The cessation of epilepsy by surgical intervention–although it may be an end in itself – primarily aims at a reduction of injuries and embarrassment, in order to enable patients to do what they formerly were precluded from doing. It offers possibilities to live a more fulfilled and self-confident life. But ‘if the disasters and injuries are somehow self-imposed, if the embarrassment arises mainly from peculiarities of character, if the sense of stigmatization is a deeply held conviction … removing the epilepsy will not necessarily alter these conditions’ (Taylor et al., 1997). Those patients – although seizure-free – may stay in their disabled situation.
The experience that the results of epilepsy surgery (ES) – even if successful from a neurological point of view – may be far from satisfying for special groups of patients leads to the following discussion.

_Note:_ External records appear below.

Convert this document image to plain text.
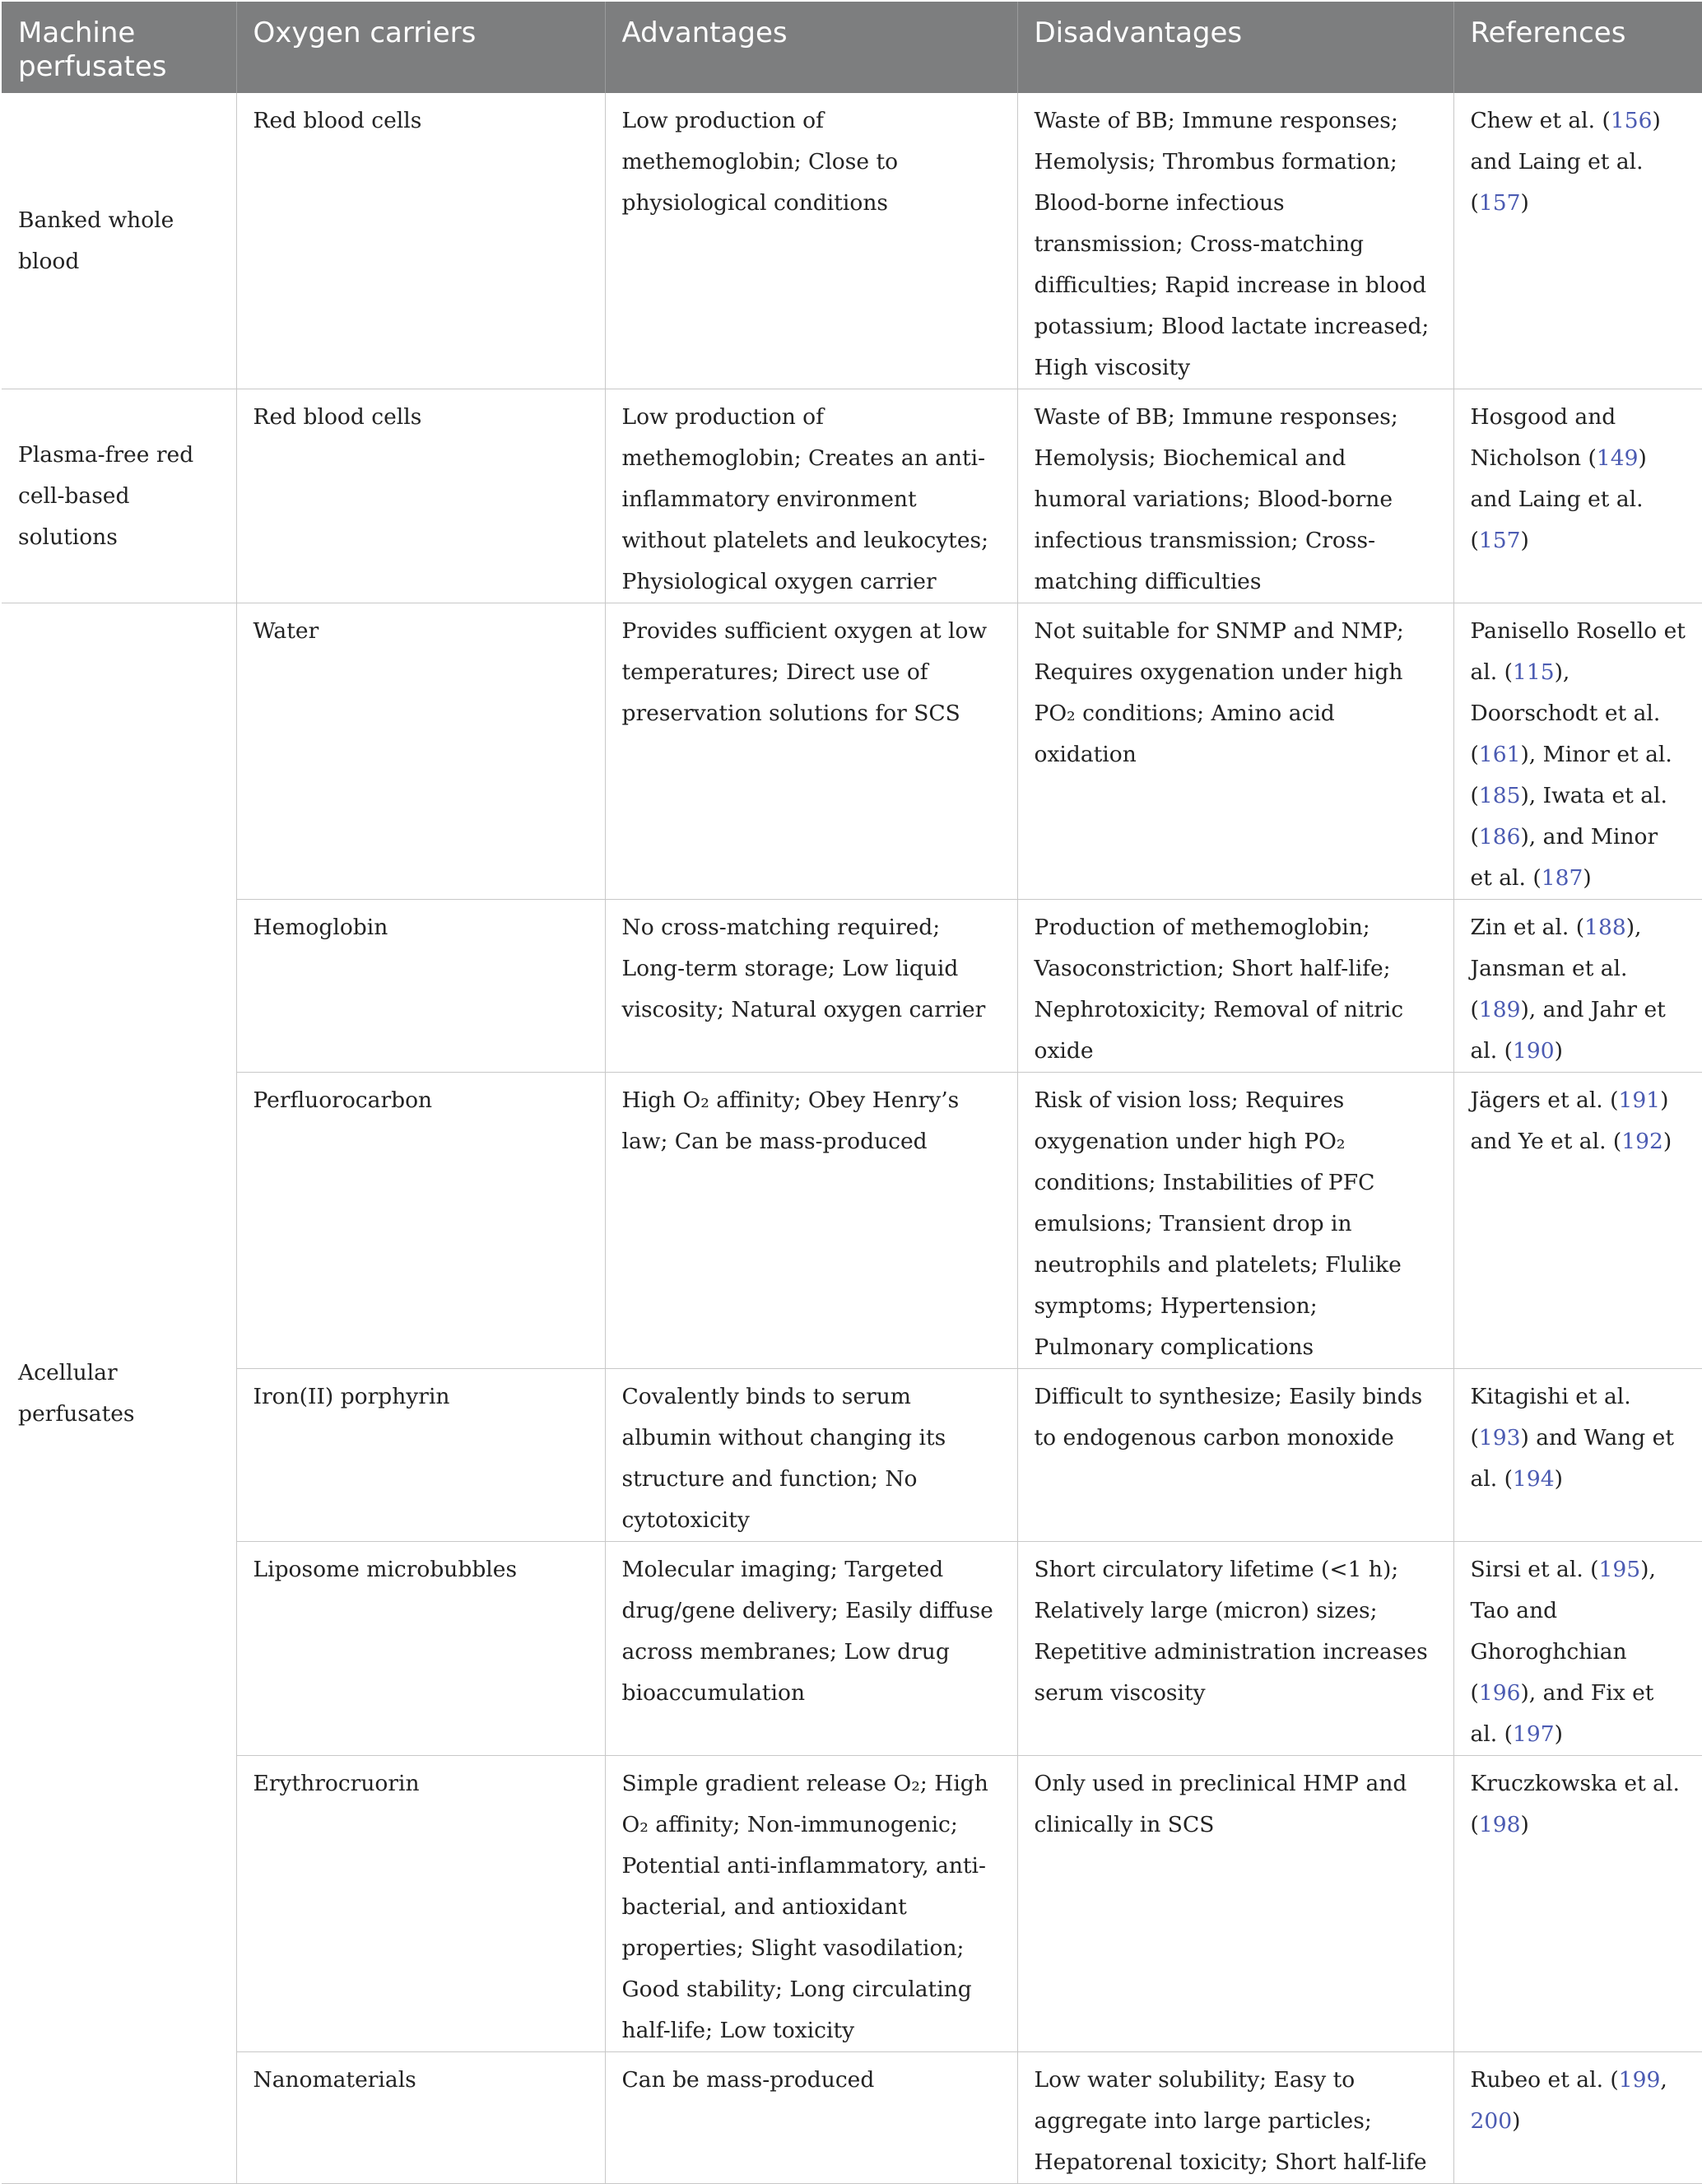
Machine perfusates	Oxygen carriers	Advantages	Disadvantages	References
Banked whole blood	Red blood cells	Low production of methemoglobin; Close to physiological conditions	Waste of BB; Immune responses; Hemolysis; Thrombus formation; Blood-borne infectious transmission; Cross-matching difficulties; Rapid increase in blood potassium; Blood lactate increased; High viscosity	Chew et al. (156) and Laing et al. (157)
Plasma-free red cell-based solutions	Red blood cells	Low production of methemoglobin; Creates an anti-inflammatory environment without platelets and leukocytes; Physiological oxygen carrier	Waste of BB; Immune responses; Hemolysis; Biochemical and humoral variations; Blood-borne infectious transmission; Cross-matching difficulties	Hosgood and Nicholson (149) and Laing et al. (157)
Acellular perfusates	Water	Provides sufficient oxygen at low temperatures; Direct use of preservation solutions for SCS	Not suitable for SNMP and NMP; Requires oxygenation under high PO₂ conditions; Amino acid oxidation	Panisello Rosello et al. (115), Doorschodt et al. (161), Minor et al. (185), Iwata et al. (186), and Minor et al. (187)
	Hemoglobin	No cross-matching required; Long-term storage; Low liquid viscosity; Natural oxygen carrier	Production of methemoglobin; Vasoconstriction; Short half-life; Nephrotoxicity; Removal of nitric oxide	Zin et al. (188), Jansman et al. (189), and Jahr et al. (190)
	Perfluorocarbon	High O₂ affinity; Obey Henry’s law; Can be mass-produced	Risk of vision loss; Requires oxygenation under high PO₂ conditions; Instabilities of PFC emulsions; Transient drop in neutrophils and platelets; Flulike symptoms; Hypertension; Pulmonary complications	Jägers et al. (191) and Ye et al. (192)
	Iron(II) porphyrin	Covalently binds to serum albumin without changing its structure and function; No cytotoxicity	Difficult to synthesize; Easily binds to endogenous carbon monoxide	Kitagishi et al. (193) and Wang et al. (194)
	Liposome microbubbles	Molecular imaging; Targeted drug/gene delivery; Easily diffuse across membranes; Low drug bioaccumulation	Short circulatory lifetime (<1 h); Relatively large (micron) sizes; Repetitive administration increases serum viscosity	Sirsi et al. (195), Tao and Ghoroghchian (196), and Fix et al. (197)
	Erythrocruorin	Simple gradient release O₂; High O₂ affinity; Non-immunogenic; Potential anti-inflammatory, anti-bacterial, and antioxidant properties; Slight vasodilation; Good stability; Long circulating half-life; Low toxicity	Only used in preclinical HMP and clinically in SCS	Kruczkowska et al. (198)
	Nanomaterials	Can be mass-produced	Low water solubility; Easy to aggregate into large particles; Hepatorenal toxicity; Short half-life	Rubeo et al. (199, 200)
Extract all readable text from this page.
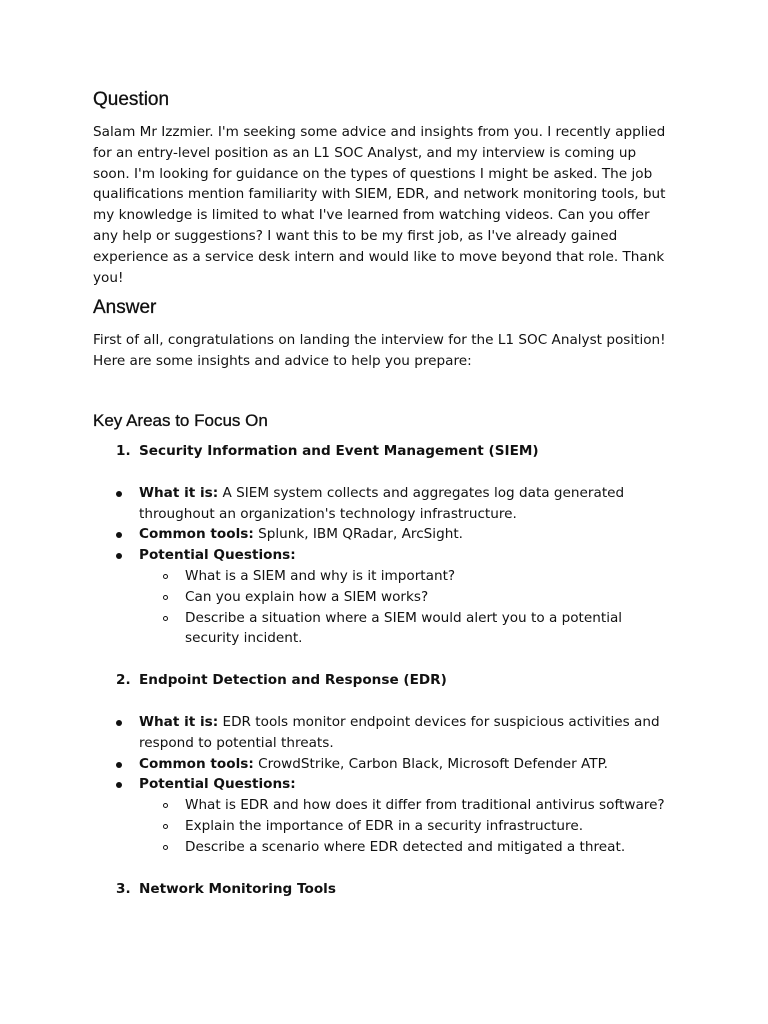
Question

Salam Mr Izzmier. I'm seeking some advice and insights from you. I recently applied for an entry-level position as an L1 SOC Analyst, and my interview is coming up soon. I'm looking for guidance on the types of questions I might be asked. The job qualifications mention familiarity with SIEM, EDR, and network monitoring tools, but my knowledge is limited to what I've learned from watching videos. Can you offer any help or suggestions? I want this to be my first job, as I've already gained experience as a service desk intern and would like to move beyond that role. Thank you!

Answer

First of all, congratulations on landing the interview for the L1 SOC Analyst position! Here are some insights and advice to help you prepare:

Key Areas to Focus On
1. Security Information and Event Management (SIEM)
What it is: A SIEM system collects and aggregates log data generated throughout an organization's technology infrastructure.
Common tools: Splunk, IBM QRadar, ArcSight.
Potential Questions:
What is a SIEM and why is it important?
Can you explain how a SIEM works?
Describe a situation where a SIEM would alert you to a potential security incident.
2. Endpoint Detection and Response (EDR)
What it is: EDR tools monitor endpoint devices for suspicious activities and respond to potential threats.
Common tools: CrowdStrike, Carbon Black, Microsoft Defender ATP.
Potential Questions:
What is EDR and how does it differ from traditional antivirus software?
Explain the importance of EDR in a security infrastructure.
Describe a scenario where EDR detected and mitigated a threat.
3. Network Monitoring Tools
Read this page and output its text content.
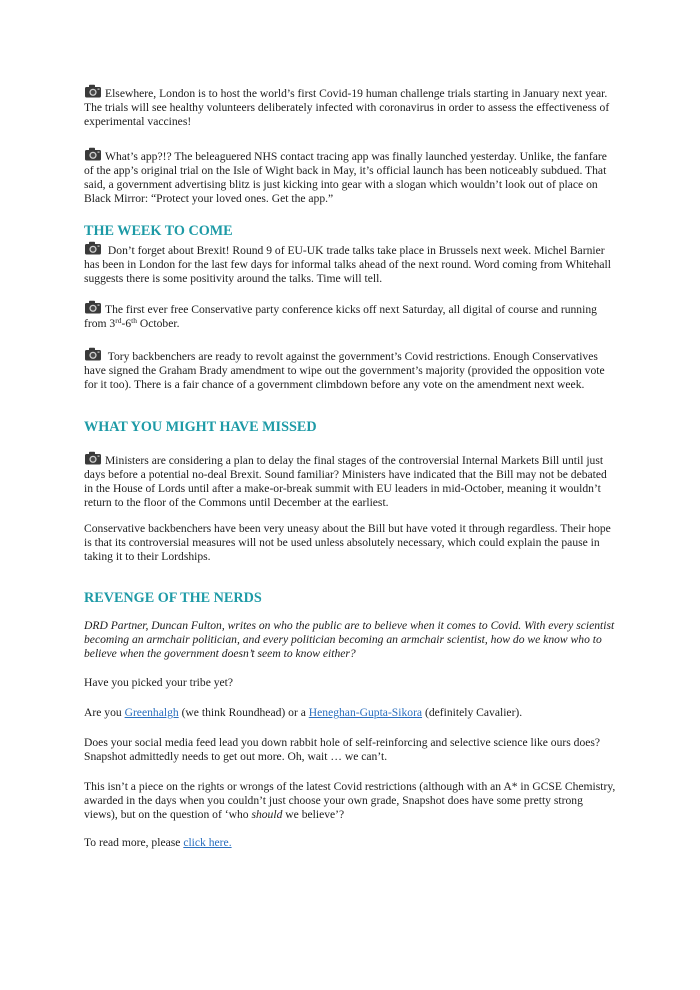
Elsewhere, London is to host the world’s first Covid-19 human challenge trials starting in January next year. The trials will see healthy volunteers deliberately infected with coronavirus in order to assess the effectiveness of experimental vaccines!

What’s app?!? The beleaguered NHS contact tracing app was finally launched yesterday. Unlike, the fanfare of the app’s original trial on the Isle of Wight back in May, it’s official launch has been noticeably subdued. That said, a government advertising blitz is just kicking into gear with a slogan which wouldn’t look out of place on Black Mirror: “Protect your loved ones. Get the app.”

THE WEEK TO COME

Don’t forget about Brexit! Round 9 of EU-UK trade talks take place in Brussels next week. Michel Barnier has been in London for the last few days for informal talks ahead of the next round. Word coming from Whitehall suggests there is some positivity around the talks. Time will tell.

The first ever free Conservative party conference kicks off next Saturday, all digital of course and running from 3rd-6th October.

Tory backbenchers are ready to revolt against the government’s Covid restrictions. Enough Conservatives have signed the Graham Brady amendment to wipe out the government’s majority (provided the opposition vote for it too). There is a fair chance of a government climbdown before any vote on the amendment next week.

WHAT YOU MIGHT HAVE MISSED

Ministers are considering a plan to delay the final stages of the controversial Internal Markets Bill until just days before a potential no-deal Brexit. Sound familiar? Ministers have indicated that the Bill may not be debated in the House of Lords until after a make-or-break summit with EU leaders in mid-October, meaning it wouldn’t return to the floor of the Commons until December at the earliest.

Conservative backbenchers have been very uneasy about the Bill but have voted it through regardless. Their hope is that its controversial measures will not be used unless absolutely necessary, which could explain the pause in taking it to their Lordships.

REVENGE OF THE NERDS

DRD Partner, Duncan Fulton, writes on who the public are to believe when it comes to Covid. With every scientist becoming an armchair politician, and every politician becoming an armchair scientist, how do we know who to believe when the government doesn’t seem to know either?

Have you picked your tribe yet?

Are you Greenhalgh (we think Roundhead) or a Heneghan-Gupta-Sikora (definitely Cavalier).

Does your social media feed lead you down rabbit hole of self-reinforcing and selective science like ours does? Snapshot admittedly needs to get out more. Oh, wait … we can’t.

This isn’t a piece on the rights or wrongs of the latest Covid restrictions (although with an A* in GCSE Chemistry, awarded in the days when you couldn’t just choose your own grade, Snapshot does have some pretty strong views), but on the question of ‘who should we believe’?

To read more, please click here.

On the one hand, a growing interest in psychiatric comorbidity has led to better prognostic knowledge about negative outcomes. This led to a tendency to set up contraindications for surgery for those patients who suffered from the most severe psychiatric disorders, namely chronic psychoses, because this patient group continued to exhibit their psychotic features postoperatively, and the positive effects of the surgical intervention seemed doubtful. In principle, this strategy to exclude patients with predictable barriers to surgical success is reasonable, but it is still unclear which group of psychotic patients to preclude from surgery (see below).